For the last seconds of my life, I try to focus my eyesight once more and see one person running out of the door. And I know it is Max.

Why? Why did she leave like that? Why was she leaving Fang all alone?

I urge out a cry and the pain in my chest hurts me even more. My vision slowly gets enveloped into darkness and my lungs refuse to work anymore.

I hear Fang distantly trying to make me keep holding onto the line that is reality but the truth is, I am too weak to hang on now. I can feel my fingers slowly losing its grasp around it. The truth is, I am one second away from falling.

But I don't want to leave this world just yet.

I want to hold on.

I want to climb to my recovery.

I do my best to hold onto it once more but the pain too great for me to handle. I want someone to help me carry this painful burden but I know no one is willing to.

If I just had enough strength for one more second in this world…


Everyone, I love you.
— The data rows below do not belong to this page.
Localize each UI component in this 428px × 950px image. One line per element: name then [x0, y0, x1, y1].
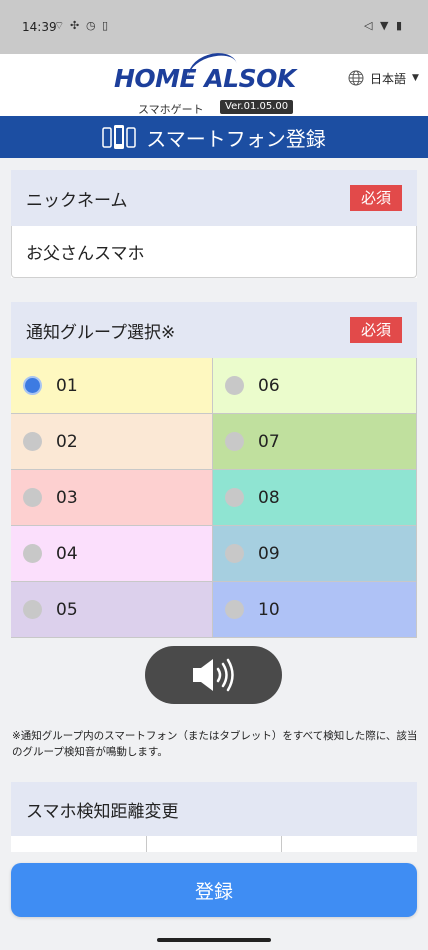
sim-icon: ▯ [102, 19, 109, 32]
group-select-card: 通知グループ選択※ 必須 01 06 02 07 03 08 04 09 05 10 [11, 302, 417, 638]
nickname-label: ニックネーム [26, 190, 128, 211]
battery-icon: ▮ [396, 19, 403, 32]
radio-button[interactable] [23, 432, 42, 451]
chevron-down-icon: ▼ [412, 73, 419, 83]
bottom-bar: 登録 [0, 852, 428, 950]
group-option-label: 06 [258, 375, 280, 396]
group-option-label: 09 [258, 543, 280, 564]
group-option-label: 02 [56, 431, 78, 452]
fan-icon: ✣ [70, 19, 80, 32]
timer-icon: ◷ [86, 19, 96, 32]
radio-button[interactable] [23, 600, 42, 619]
nickname-card: ニックネーム 必須 [11, 170, 417, 278]
gesture-nav-handle[interactable] [157, 938, 271, 942]
group-note: ※通知グループ内のスマートフォン（またはタブレット）をすべて検知した際に、該当の… [12, 730, 418, 758]
play-sound-button[interactable] [145, 646, 282, 704]
radio-button[interactable] [225, 600, 244, 619]
globe-icon [348, 70, 364, 86]
group-option-08[interactable]: 08 [213, 470, 417, 526]
app-header: HOME ALSOK スマホゲート Ver.01.05.00 日本語 ▼ [0, 47, 428, 116]
divider [146, 836, 147, 852]
status-bar: 14:39 ⌔ ✣ ◷ ▯ ◁ ▼ ▮ [0, 0, 428, 54]
language-label: 日本語 [370, 71, 407, 86]
radio-button[interactable] [225, 376, 244, 395]
group-select-header: 通知グループ選択※ 必須 [11, 302, 417, 358]
wifi-calling-icon: ⌔ [54, 19, 65, 32]
group-option-label: 01 [56, 375, 78, 396]
group-option-02[interactable]: 02 [11, 414, 213, 470]
nickname-input[interactable] [11, 226, 417, 278]
group-option-label: 07 [258, 431, 280, 452]
alsok-logo: HOME ALSOK [114, 64, 296, 93]
title-bar: スマートフォン登録 [0, 116, 428, 158]
wifi-icon: ▼ [380, 19, 389, 32]
distance-card: スマホ検知距離変更 [11, 782, 417, 852]
divider [281, 836, 282, 852]
group-option-01[interactable]: 01 [11, 358, 213, 414]
nickname-header: ニックネーム 必須 [11, 170, 417, 226]
group-option-05[interactable]: 05 [11, 582, 213, 638]
language-select[interactable]: 日本語 ▼ [348, 66, 419, 90]
radio-button[interactable] [23, 544, 42, 563]
group-option-10[interactable]: 10 [213, 582, 417, 638]
group-select-label: 通知グループ選択※ [26, 322, 176, 343]
radio-button[interactable] [225, 432, 244, 451]
page-title: スマートフォン登録 [146, 126, 326, 151]
required-badge: 必須 [350, 317, 402, 343]
distance-header: スマホ検知距離変更 [11, 782, 417, 836]
distance-label: スマホ検知距離変更 [26, 801, 179, 822]
group-option-label: 08 [258, 487, 280, 508]
group-option-label: 10 [258, 599, 280, 620]
required-badge: 必須 [350, 185, 402, 211]
group-option-07[interactable]: 07 [213, 414, 417, 470]
group-option-label: 03 [56, 487, 78, 508]
group-grid: 01 06 02 07 03 08 04 09 05 10 [11, 358, 417, 638]
group-option-label: 05 [56, 599, 78, 620]
app-subtitle: スマホゲート [138, 103, 204, 116]
group-option-04[interactable]: 04 [11, 526, 213, 582]
group-option-03[interactable]: 03 [11, 470, 213, 526]
speaker-icon [192, 658, 234, 692]
group-option-label: 04 [56, 543, 78, 564]
radio-button[interactable] [225, 488, 244, 507]
register-button[interactable]: 登録 [11, 863, 417, 917]
status-time: 14:39 [22, 20, 57, 34]
smartphones-icon [102, 125, 137, 149]
mute-icon: ◁ [364, 19, 373, 32]
radio-button[interactable] [225, 544, 244, 563]
group-option-09[interactable]: 09 [213, 526, 417, 582]
version-badge: Ver.01.05.00 [220, 100, 294, 114]
radio-button[interactable] [23, 488, 42, 507]
group-option-06[interactable]: 06 [213, 358, 417, 414]
radio-button[interactable] [23, 376, 42, 395]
Please smile for me again.


And that is the end of DM DL DL!

It's finally over.

Its finally over.

I never thought I would live to see this day. I feel like crying.

For those who weren't really satisfied with the epilogue chapter, I admit it myself that I could have done better on it. The truth is, the idea of my finishing this story was so great that I just wanted to get this done.

Now I realize that I was selfish and stupid so I did my best to try and make up for it in this bonus chapter. We all deserve to give Ella what she desires and smile at her and every chance we get :)

Thank you all for supporting this greatly when I was on the verge of just forgetting about.